Narapally is a village under Pocharam Municipality in Medchal-Malkajgiri District in Telangana, India. It falls under Ghatkesar mandal. Narapally is an upcoming residential and commercial suburban area due its close proximity to Singapore Township and Raheja Mindspace. It is on the National Highway 163.

Residential and Commercial area
Due to its close Proximity to the Information Technology hub of Raheja Mindspace, Infosys SEZ, Singapore Township, Venkatadri Township and very near to the Ghatkesar has made Narapally an Upcoming Residential and Commercial Area. Major Residential Projects are undergoing Construction in and around Narapally

Location / Distance
Narapally is very near to the Ghatkesar and 8 kilometers from Uppal X Road and 1.5 Kilometres from Singapore township and Raheja Mindspace IT Park, Pocharam.

Education
Narapally is a major educational hub with several degree colleges, junior colleges and schools.

It is home to Nalla Narasimha Reddy Engineering College, Siddhartha College of Engineering. 
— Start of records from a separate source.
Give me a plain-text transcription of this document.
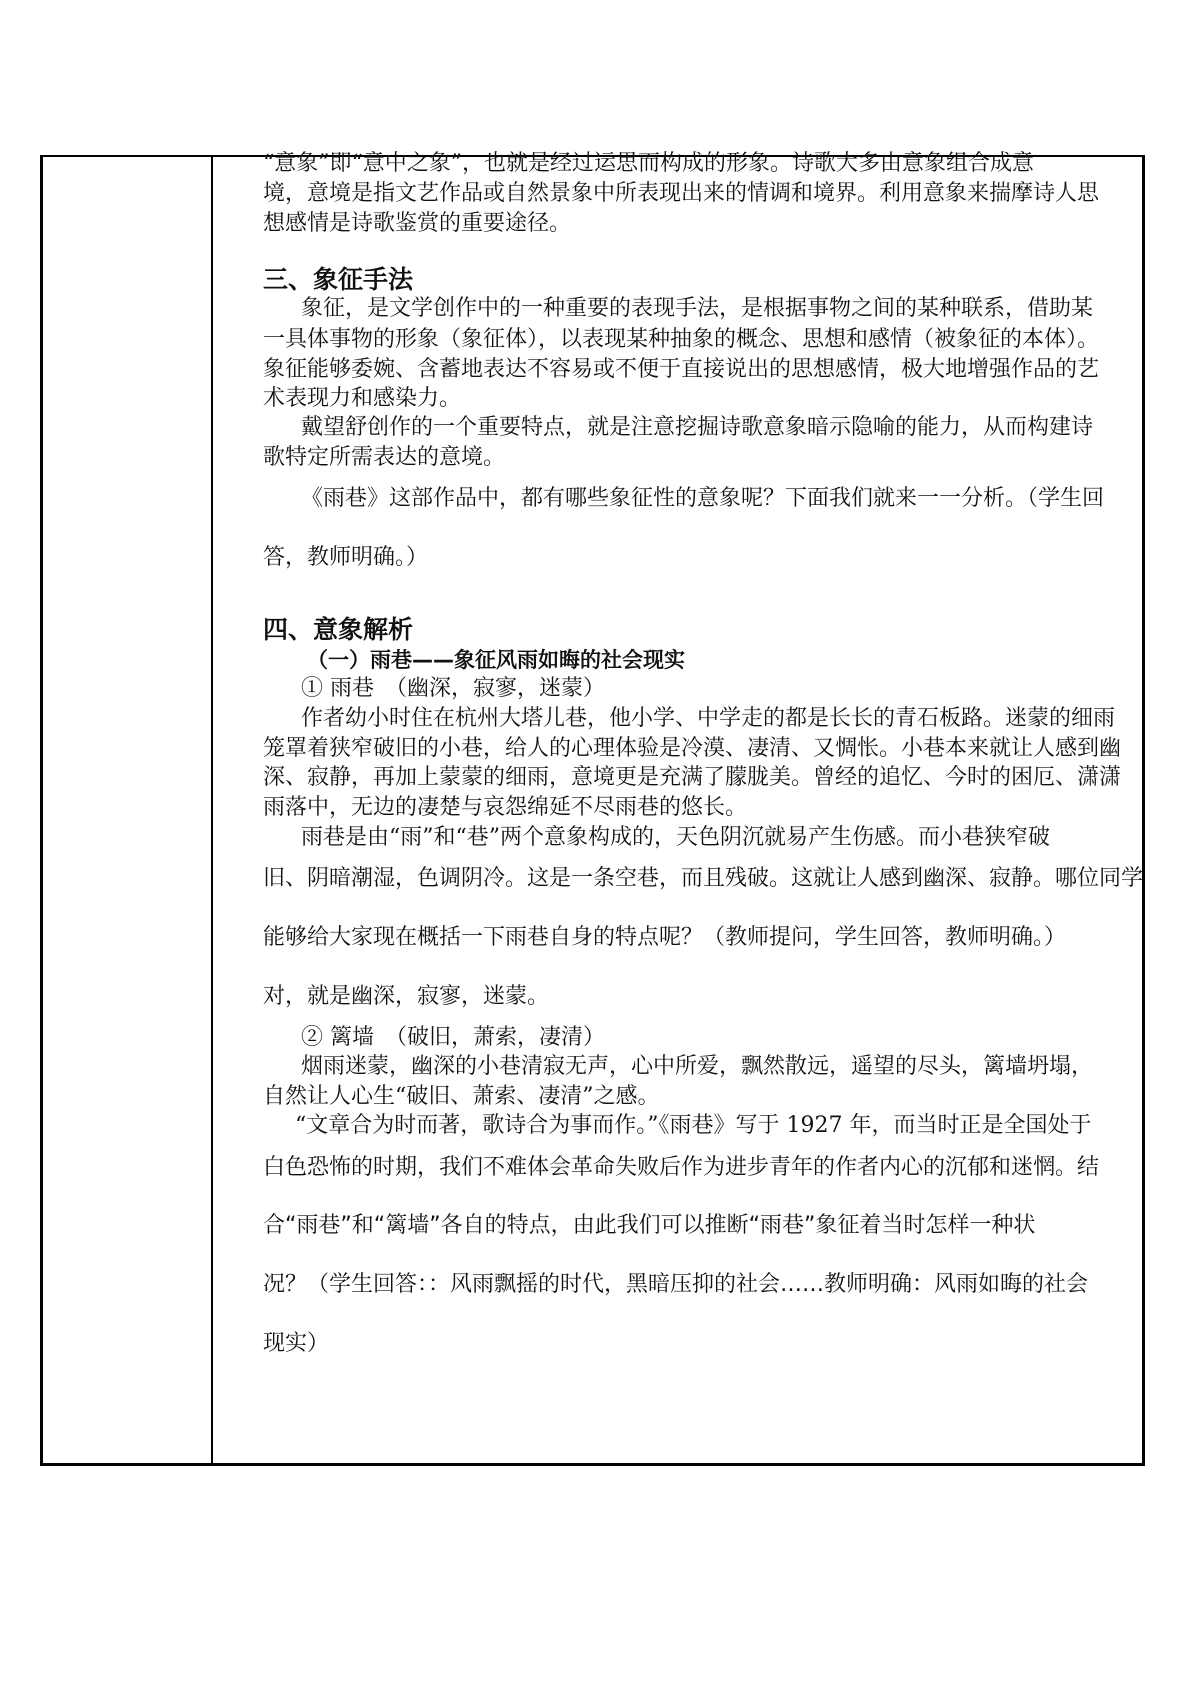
“意象”即“意中之象”，也就是经过运思而构成的形象。诗歌大多由意象组合成意
境，意境是指文艺作品或自然景象中所表现出来的情调和境界。利用意象来揣摩诗人思
想感情是诗歌鉴赏的重要途径。
三、象征手法
象征，是文学创作中的一种重要的表现手法，是根据事物之间的某种联系，借助某
一具体事物的形象（象征体），以表现某种抽象的概念、思想和感情（被象征的本体）。
象征能够委婉、含蓄地表达不容易或不便于直接说出的思想感情，极大地增强作品的艺
术表现力和感染力。
戴望舒创作的一个重要特点，就是注意挖掘诗歌意象暗示隐喻的能力，从而构建诗
歌特定所需表达的意境。
《雨巷》这部作品中，都有哪些象征性的意象呢？下面我们就来一一分析。（学生回
答，教师明确。）
四、意象解析
（一）雨巷——象征风雨如晦的社会现实
① 雨巷　（幽深，寂寥，迷蒙）
作者幼小时住在杭州大塔儿巷，他小学、中学走的都是长长的青石板路。迷蒙的细雨
笼罩着狭窄破旧的小巷，给人的心理体验是冷漠、凄清、又惆怅。小巷本来就让人感到幽
深、寂静，再加上蒙蒙的细雨，意境更是充满了朦胧美。曾经的追忆、今时的困厄、潇潇
雨落中，无边的凄楚与哀怨绵延不尽雨巷的悠长。
雨巷是由“雨”和“巷”两个意象构成的，天色阴沉就易产生伤感。而小巷狭窄破
旧、阴暗潮湿，色调阴冷。这是一条空巷，而且残破。这就让人感到幽深、寂静。哪位同学
能够给大家现在概括一下雨巷自身的特点呢？（教师提问，学生回答，教师明确。）
对，就是幽深，寂寥，迷蒙。
② 篱墙　（破旧，萧索，凄清）
烟雨迷蒙，幽深的小巷清寂无声，心中所爱，飘然散远，遥望的尽头，篱墙坍塌，
自然让人心生“破旧、萧索、凄清”之感。
“文章合为时而著，歌诗合为事而作。”《雨巷》写于 1927 年，而当时正是全国处于
白色恐怖的时期，我们不难体会革命失败后作为进步青年的作者内心的沉郁和迷惘。结
合“雨巷”和“篱墙”各自的特点，由此我们可以推断“雨巷”象征着当时怎样一种状
况？（学生回答：：风雨飘摇的时代，黑暗压抑的社会……教师明确：风雨如晦的社会
现实）
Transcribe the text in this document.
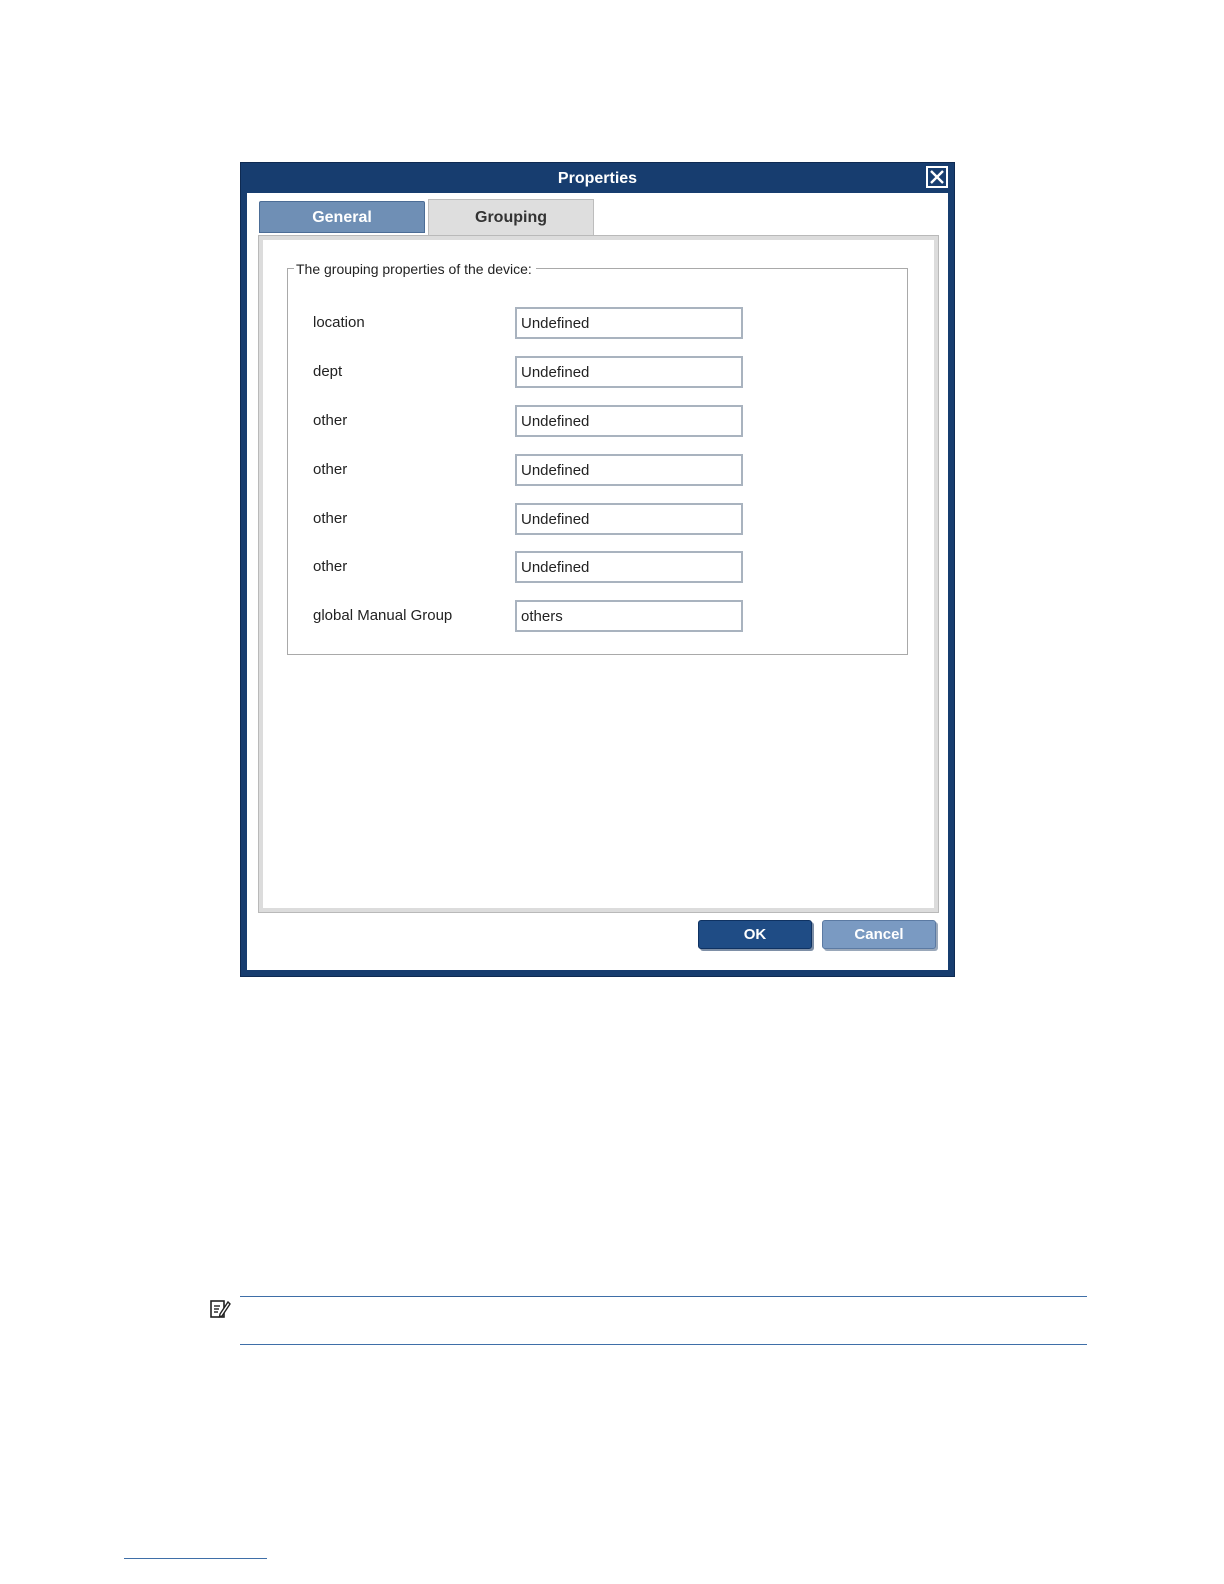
Properties
General	Grouping
The grouping properties of the device:
location
Undefined
dept
Undefined
other
Undefined
other
Undefined
other
Undefined
other
Undefined
global Manual Group
others
OK	Cancel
It has 3 Major schools around it
 
-Rotterdam International School

-Nalla Malla Reddy Foundation School

-Tejasvi Vidyaranya

Transport
Many Buses Ply into Several Colonies of Narapally. TSRTC Buses with Route Number 280 Arrive every 10 Minutes on NH163

Bus
Narapally is well connected by the state-owned bus service, TSRTC. It is well connected with the rest of the city, as it is on connecting road between Uppal and Ghatkesar.

Bank
Allahabad Bank, Narapally

Canara Bank, Narapally.

State Bank of India, Korremula Branch.